So gesehen traf die FATF keinerlei Schuld, als der Kurs der Türkischen Lira in wenigen Tagen um vorübergehend mehr als 5 Prozent einstürzte – nachdem das überstaatliche Organ gegen Geldwäsche das Land am 21. Oktober auf seine graue Liste gesetzt hat. In den Nachrichten zur Inflation der Lira liest man kaum etwas über diese Entscheidung der FATF, aber sehr viel, wie stets, über Präsident Erdogan und dessen irrlichternde Geldpolitik.

Chart Euro – Türkische Lira nach Finanzen.net: Der 21. Oktober und sein Einfluss auf den Kurs sind überdeutlich sichtbar.

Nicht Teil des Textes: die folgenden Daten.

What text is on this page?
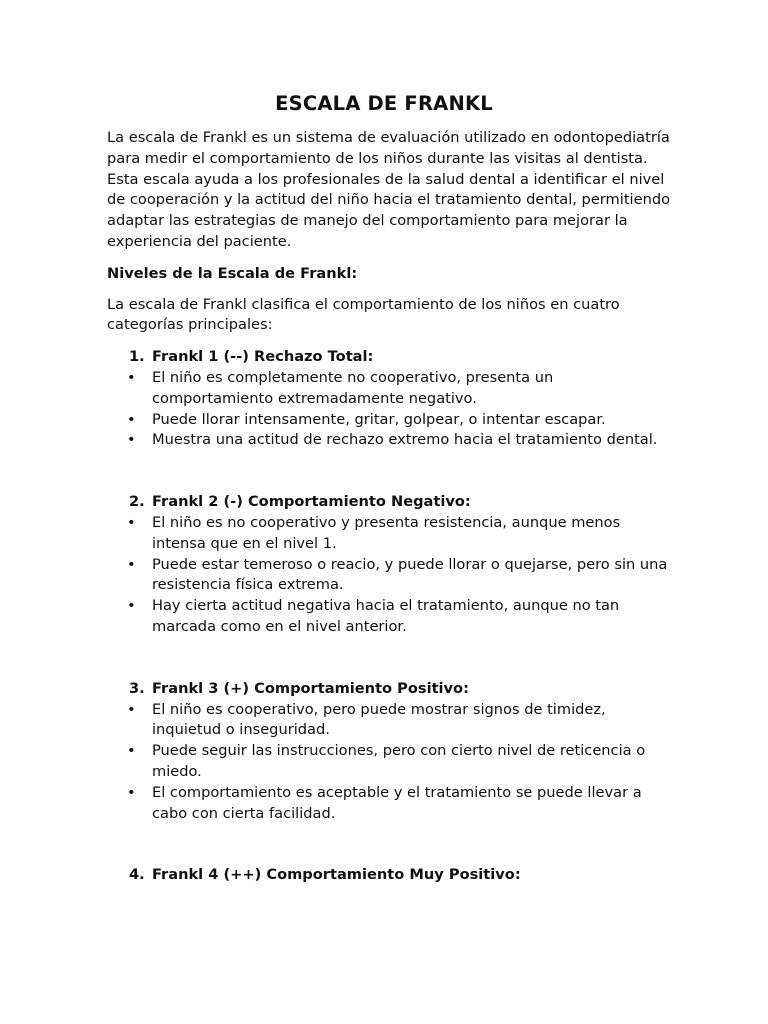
ESCALA DE FRANKL

La escala de Frankl es un sistema de evaluación utilizado en odontopediatría para medir el comportamiento de los niños durante las visitas al dentista. Esta escala ayuda a los profesionales de la salud dental a identificar el nivel de cooperación y la actitud del niño hacia el tratamiento dental, permitiendo adaptar las estrategias de manejo del comportamiento para mejorar la experiencia del paciente.

Niveles de la Escala de Frankl:

La escala de Frankl clasifica el comportamiento de los niños en cuatro categorías principales:

1. Frankl 1 (--) Rechazo Total:
• El niño es completamente no cooperativo, presenta un comportamiento extremadamente negativo.
• Puede llorar intensamente, gritar, golpear, o intentar escapar.
• Muestra una actitud de rechazo extremo hacia el tratamiento dental.
2. Frankl 2 (-) Comportamiento Negativo:
• El niño es no cooperativo y presenta resistencia, aunque menos intensa que en el nivel 1.
• Puede estar temeroso o reacio, y puede llorar o quejarse, pero sin una resistencia física extrema.
• Hay cierta actitud negativa hacia el tratamiento, aunque no tan marcada como en el nivel anterior.
3. Frankl 3 (+) Comportamiento Positivo:
• El niño es cooperativo, pero puede mostrar signos de timidez, inquietud o inseguridad.
• Puede seguir las instrucciones, pero con cierto nivel de reticencia o miedo.
• El comportamiento es aceptable y el tratamiento se puede llevar a cabo con cierta facilidad.
4. Frankl 4 (++) Comportamiento Muy Positivo:
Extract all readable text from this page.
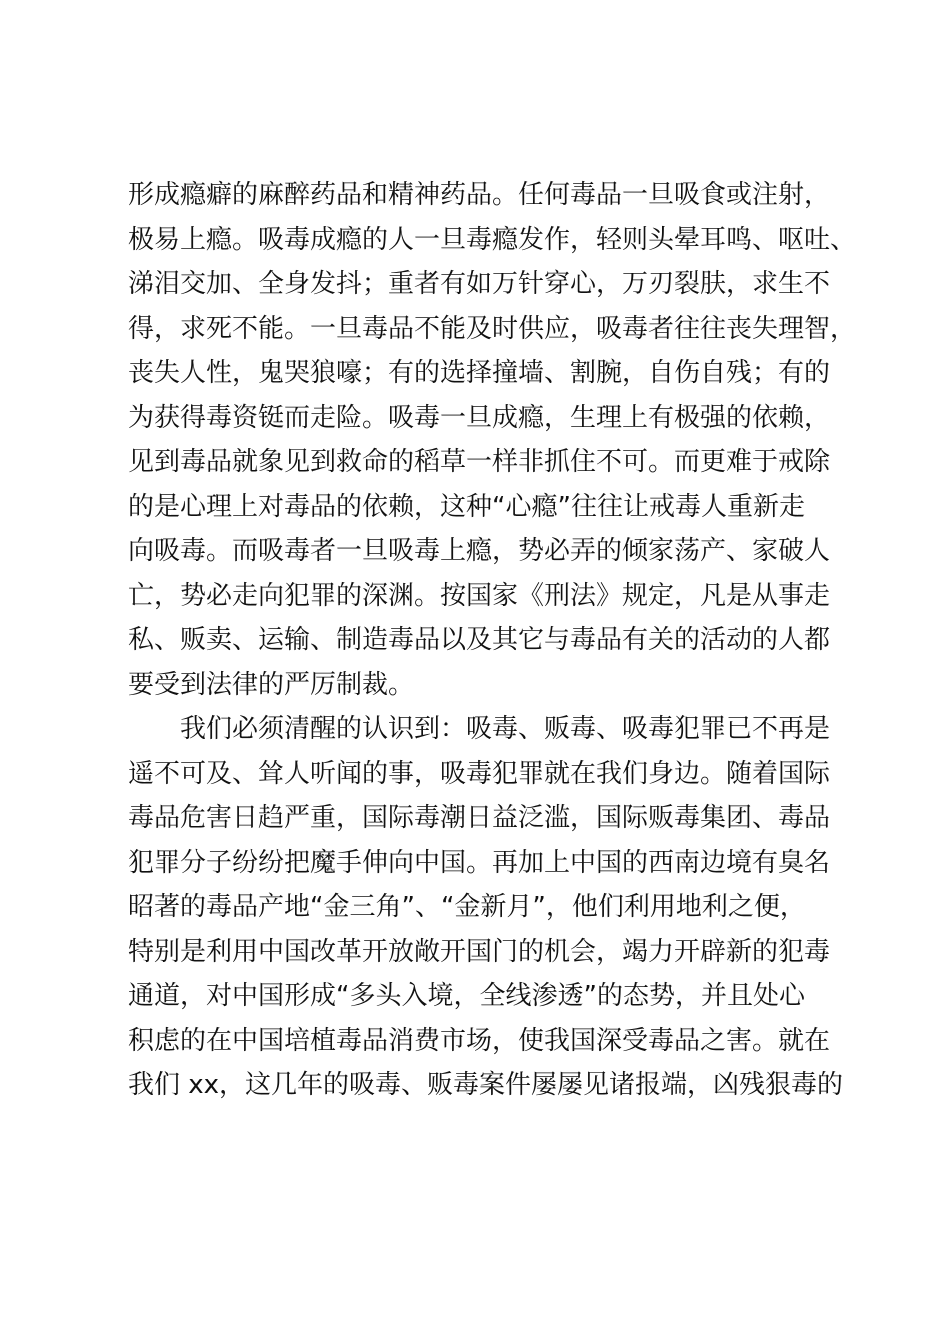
形成瘾癖的麻醉药品和精神药品。任何毒品一旦吸食或注射，
极易上瘾。吸毒成瘾的人一旦毒瘾发作，轻则头晕耳鸣、呕吐、
涕泪交加、全身发抖；重者有如万针穿心，万刃裂肤，求生不
得，求死不能。一旦毒品不能及时供应，吸毒者往往丧失理智，
丧失人性，鬼哭狼嚎；有的选择撞墙、割腕，自伤自残；有的
为获得毒资铤而走险。吸毒一旦成瘾，生理上有极强的依赖，
见到毒品就象见到救命的稻草一样非抓住不可。而更难于戒除
的是心理上对毒品的依赖，这种“心瘾”往往让戒毒人重新走
向吸毒。而吸毒者一旦吸毒上瘾，势必弄的倾家荡产、家破人
亡，势必走向犯罪的深渊。按国家《刑法》规定，凡是从事走
私、贩卖、运输、制造毒品以及其它与毒品有关的活动的人都
要受到法律的严厉制裁。
我们必须清醒的认识到：吸毒、贩毒、吸毒犯罪已不再是
遥不可及、耸人听闻的事，吸毒犯罪就在我们身边。随着国际
毒品危害日趋严重，国际毒潮日益泛滥，国际贩毒集团、毒品
犯罪分子纷纷把魔手伸向中国。再加上中国的西南边境有臭名
昭著的毒品产地“金三角”、“金新月”，他们利用地利之便，
特别是利用中国改革开放敞开国门的机会，竭力开辟新的犯毒
通道，对中国形成“多头入境，全线渗透”的态势，并且处心
积虑的在中国培植毒品消费市场，使我国深受毒品之害。就在
我们 xx，这几年的吸毒、贩毒案件屡屡见诸报端，凶残狠毒的
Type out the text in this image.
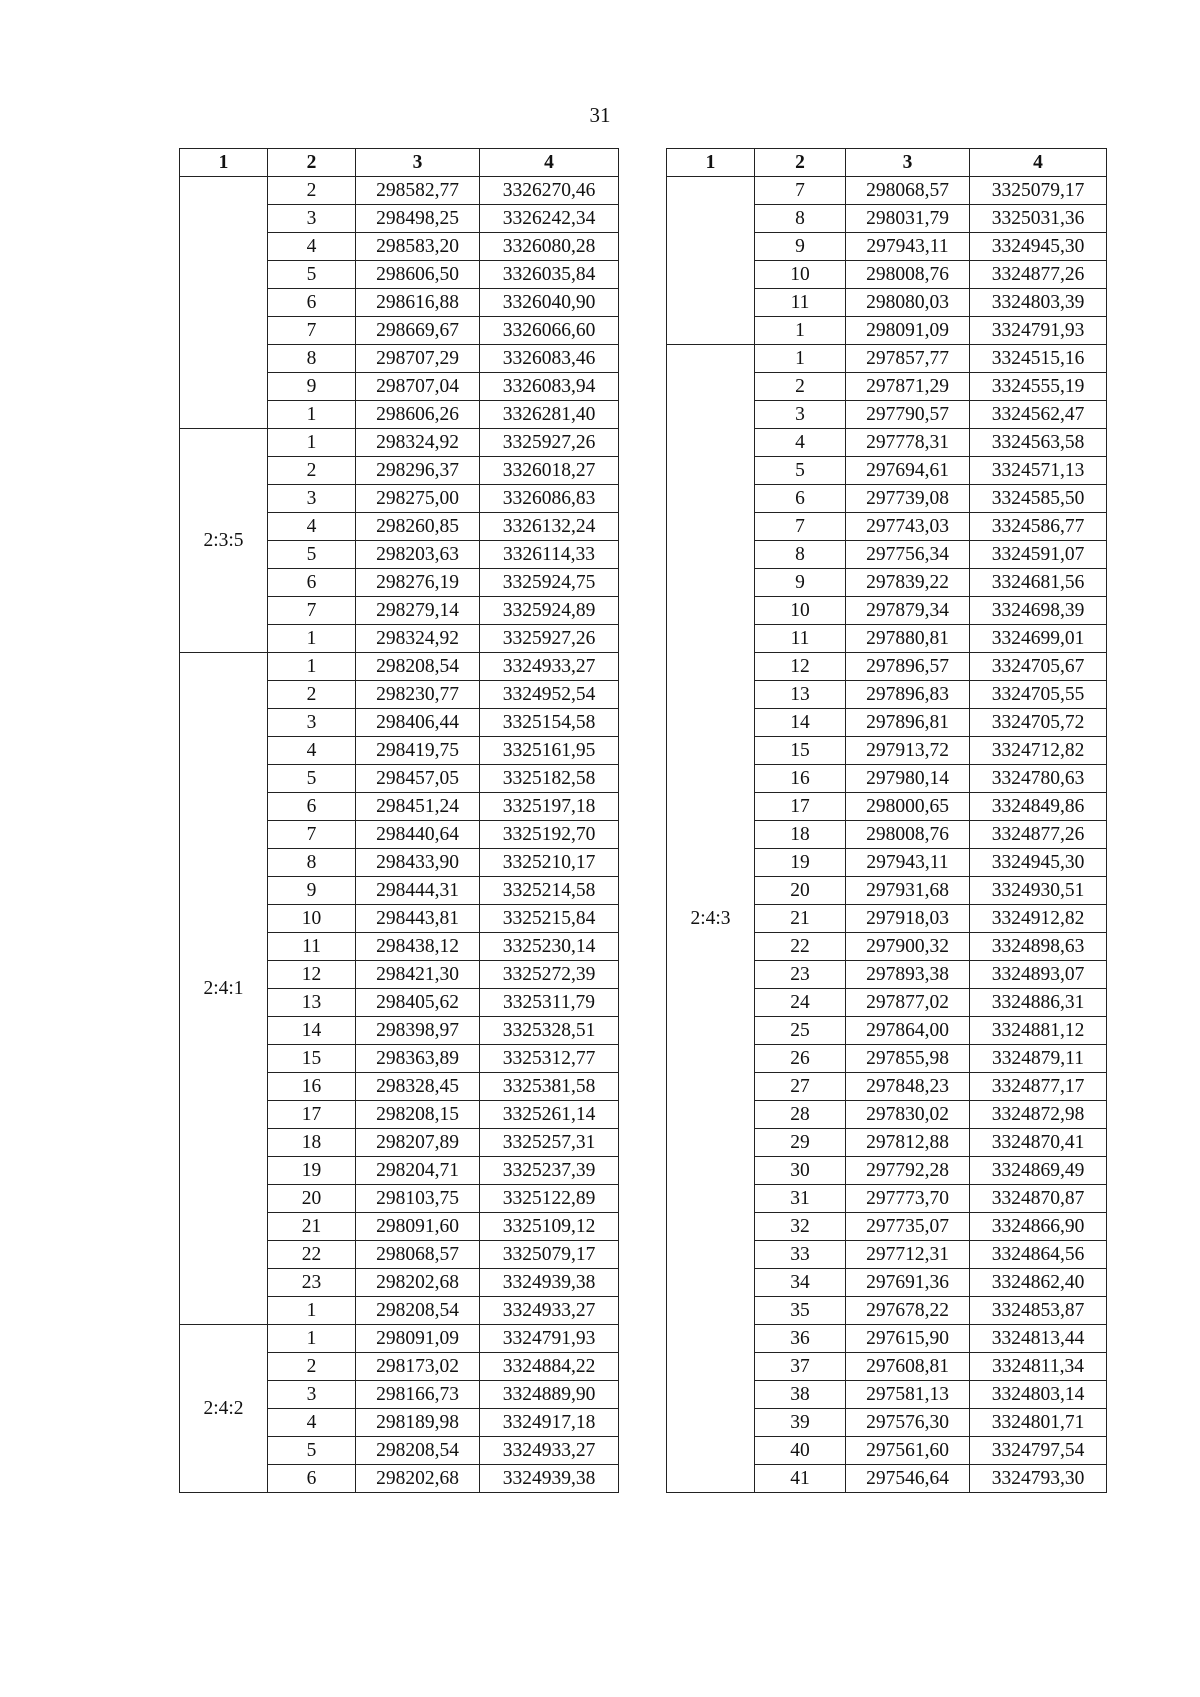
31
1	2	3	4
	2	298582,77	3326270,46
	3	298498,25	3326242,34
	4	298583,20	3326080,28
	5	298606,50	3326035,84
	6	298616,88	3326040,90
	7	298669,67	3326066,60
	8	298707,29	3326083,46
	9	298707,04	3326083,94
	1	298606,26	3326281,40
2:3:5	1	298324,92	3325927,26
	2	298296,37	3326018,27
	3	298275,00	3326086,83
	4	298260,85	3326132,24
	5	298203,63	3326114,33
	6	298276,19	3325924,75
	7	298279,14	3325924,89
	1	298324,92	3325927,26
2:4:1	1	298208,54	3324933,27
	2	298230,77	3324952,54
	3	298406,44	3325154,58
	4	298419,75	3325161,95
	5	298457,05	3325182,58
	6	298451,24	3325197,18
	7	298440,64	3325192,70
	8	298433,90	3325210,17
	9	298444,31	3325214,58
	10	298443,81	3325215,84
	11	298438,12	3325230,14
	12	298421,30	3325272,39
	13	298405,62	3325311,79
	14	298398,97	3325328,51
	15	298363,89	3325312,77
	16	298328,45	3325381,58
	17	298208,15	3325261,14
	18	298207,89	3325257,31
	19	298204,71	3325237,39
	20	298103,75	3325122,89
	21	298091,60	3325109,12
	22	298068,57	3325079,17
	23	298202,68	3324939,38
	1	298208,54	3324933,27
2:4:2	1	298091,09	3324791,93
	2	298173,02	3324884,22
	3	298166,73	3324889,90
	4	298189,98	3324917,18
	5	298208,54	3324933,27
	6	298202,68	3324939,38
1	2	3	4
	7	298068,57	3325079,17
	8	298031,79	3325031,36
	9	297943,11	3324945,30
	10	298008,76	3324877,26
	11	298080,03	3324803,39
	1	298091,09	3324791,93
2:4:3	1	297857,77	3324515,16
	2	297871,29	3324555,19
	3	297790,57	3324562,47
	4	297778,31	3324563,58
	5	297694,61	3324571,13
	6	297739,08	3324585,50
	7	297743,03	3324586,77
	8	297756,34	3324591,07
	9	297839,22	3324681,56
	10	297879,34	3324698,39
	11	297880,81	3324699,01
	12	297896,57	3324705,67
	13	297896,83	3324705,55
	14	297896,81	3324705,72
	15	297913,72	3324712,82
	16	297980,14	3324780,63
	17	298000,65	3324849,86
	18	298008,76	3324877,26
	19	297943,11	3324945,30
	20	297931,68	3324930,51
	21	297918,03	3324912,82
	22	297900,32	3324898,63
	23	297893,38	3324893,07
	24	297877,02	3324886,31
	25	297864,00	3324881,12
	26	297855,98	3324879,11
	27	297848,23	3324877,17
	28	297830,02	3324872,98
	29	297812,88	3324870,41
	30	297792,28	3324869,49
	31	297773,70	3324870,87
	32	297735,07	3324866,90
	33	297712,31	3324864,56
	34	297691,36	3324862,40
	35	297678,22	3324853,87
	36	297615,90	3324813,44
	37	297608,81	3324811,34
	38	297581,13	3324803,14
	39	297576,30	3324801,71
	40	297561,60	3324797,54
	41	297546,64	3324793,30
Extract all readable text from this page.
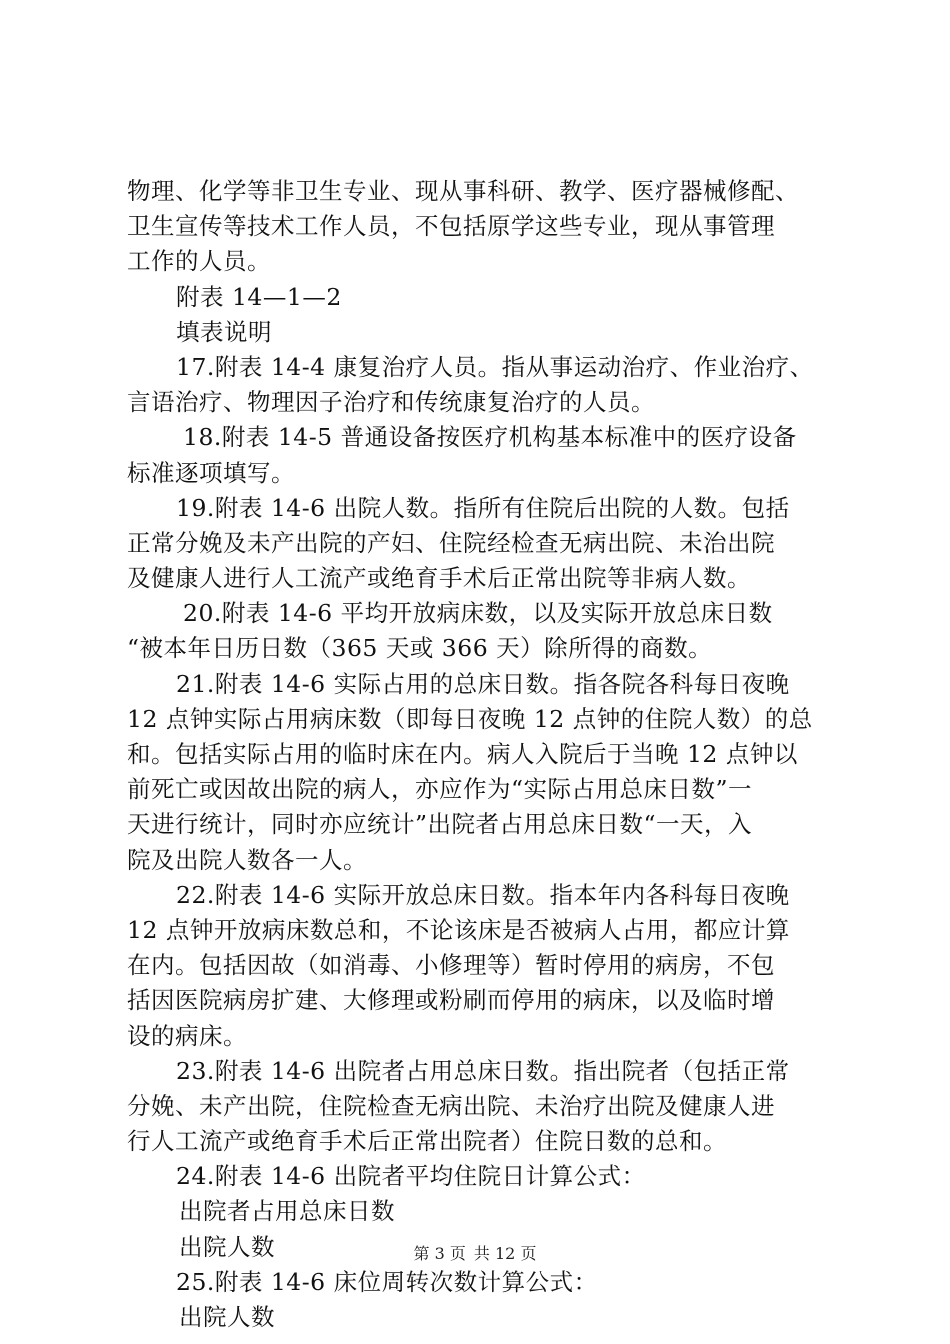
物理、化学等非卫生专业、现从事科研、教学、医疗器械修配、
卫生宣传等技术工作人员，不包括原学这些专业，现从事管理
工作的人员。
附表 14—1—2
填表说明
17.附表 14-4 康复治疗人员。指从事运动治疗、作业治疗、
言语治疗、物理因子治疗和传统康复治疗的人员。
18.附表 14-5 普通设备按医疗机构基本标准中的医疗设备
标准逐项填写。
19.附表 14-6 出院人数。指所有住院后出院的人数。包括
正常分娩及未产出院的产妇、住院经检查无病出院、未治出院
及健康人进行人工流产或绝育手术后正常出院等非病人数。
20.附表 14-6 平均开放病床数，以及实际开放总床日数
“被本年日历日数（365 天或 366 天）除所得的商数。
21.附表 14-6 实际占用的总床日数。指各院各科每日夜晚
12 点钟实际占用病床数（即每日夜晚 12 点钟的住院人数）的总
和。包括实际占用的临时床在内。病人入院后于当晚 12 点钟以
前死亡或因故出院的病人，亦应作为“实际占用总床日数”一
天进行统计，同时亦应统计”出院者占用总床日数“一天，入
院及出院人数各一人。
22.附表 14-6 实际开放总床日数。指本年内各科每日夜晚
12 点钟开放病床数总和，不论该床是否被病人占用，都应计算
在内。包括因故（如消毒、小修理等）暂时停用的病房，不包
括因医院病房扩建、大修理或粉刷而停用的病床，以及临时增
设的病床。
23.附表 14-6 出院者占用总床日数。指出院者（包括正常
分娩、未产出院，住院检查无病出院、未治疗出院及健康人进
行人工流产或绝育手术后正常出院者）住院日数的总和。
24.附表 14-6 出院者平均住院日计算公式：
出院者占用总床日数
出院人数
25.附表 14-6 床位周转次数计算公式：
出院人数
第 3 页 共 12 页
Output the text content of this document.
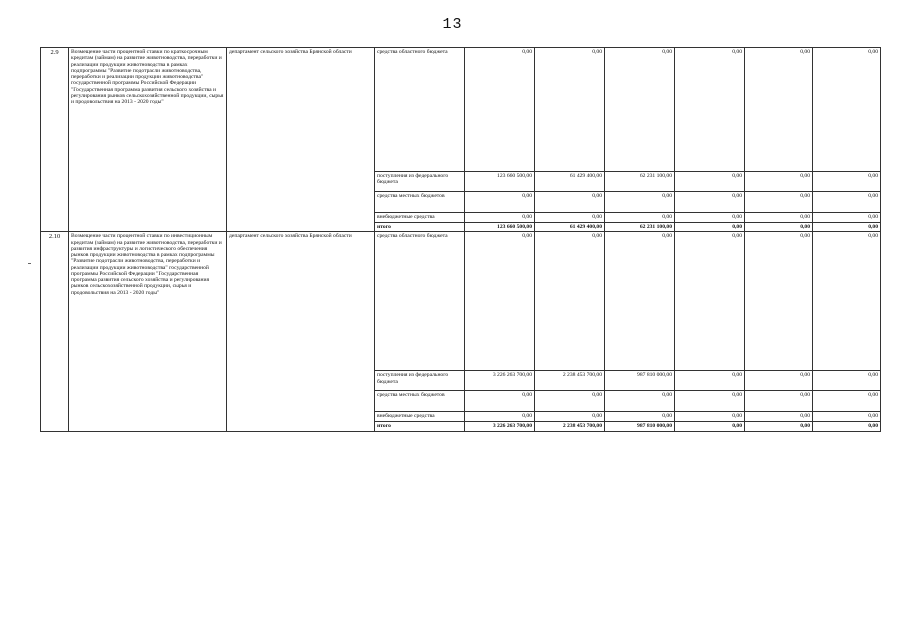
13
2.9	Возмещение части процентной ставки по краткосрочным кредитам (займам) на развитие животноводства, переработки и реализации продукции животноводства в рамках подпрограммы "Развитие подотрасли животноводства, переработки и реализации продукции животноводства" государственной программы Российской Федерации "Государственная программа развития сельского хозяйства и регулирования рынков сельскохозяйственной продукции, сырья и продовольствия на 2013 - 2020 годы"	департамент сельского хозяйства Брянской области	средства областного бюджета	0,00	0,00	0,00	0,00	0,00	0,00
			поступления из федерального бюджета	123 660 500,00	61 429 400,00	62 231 100,00	0,00	0,00	0,00
			средства местных бюджетов	0,00	0,00	0,00	0,00	0,00	0,00
			внебюджетные средства	0,00	0,00	0,00	0,00	0,00	0,00
			итого	123 660 500,00	61 429 400,00	62 231 100,00	0,00	0,00	0,00
2.10	Возмещение части процентной ставки по инвестиционным кредитам (займам) на развитие животноводства, переработки и развития инфраструктуры и логистического обеспечения рынков продукции животноводства в рамках подпрограммы "Развитие подотрасли животноводства, переработки и реализации продукции животноводства" государственной программы Российской Федерации "Государственная программа развития сельского хозяйства и регулирования рынков сельскохозяйственной продукции, сырья и продовольствия на 2013 - 2020 годы"	департамент сельского хозяйства Брянской области	средства областного бюджета	0,00	0,00	0,00	0,00	0,00	0,00
			поступления из федерального бюджета	3 226 263 700,00	2 238 453 700,00	987 810 000,00	0,00	0,00	0,00
			средства местных бюджетов	0,00	0,00	0,00	0,00	0,00	0,00
			внебюджетные средства	0,00	0,00	0,00	0,00	0,00	0,00
			итого	3 226 263 700,00	2 238 453 700,00	987 810 000,00	0,00	0,00	0,00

Dabei ist es alles andere als eine Banalität, einen Platz auf der grauen Liste der FATF zu erhalten. Die überstaatliche Institution wird das Land künftig genauer beobachten, und die Türkei muss zügig einen Umsetzungsplan vorlegen, wie sie die Mängel in den Maßnahmen gegen Geldwäsche und Terrorfinanzierunug zu beheben plant. Noch schädlicher dürfte aber sein, dass Unternehmen, die mit türkischen Geschäftspartnern handeln, nun gründlicheren Sorgfaltspflichten unterliegen.

Erst im Mai dieses Jahres hat der Internationale Währungsfond (IWF) durch eine Studie bestätigt, dass eine Aufnahme in die graue Liste der FATF „einen großen und signifikanten negativen Effekt“ auf die Kapitalzuflüsse eines gelisteten Landes habe: Die eingehenden Kapitalströme – sowohl Auslandsinvestitionen als auch Banküberweisungen – sanken insgesamt um 7,6 Prozent des Bruttonationalproduktes.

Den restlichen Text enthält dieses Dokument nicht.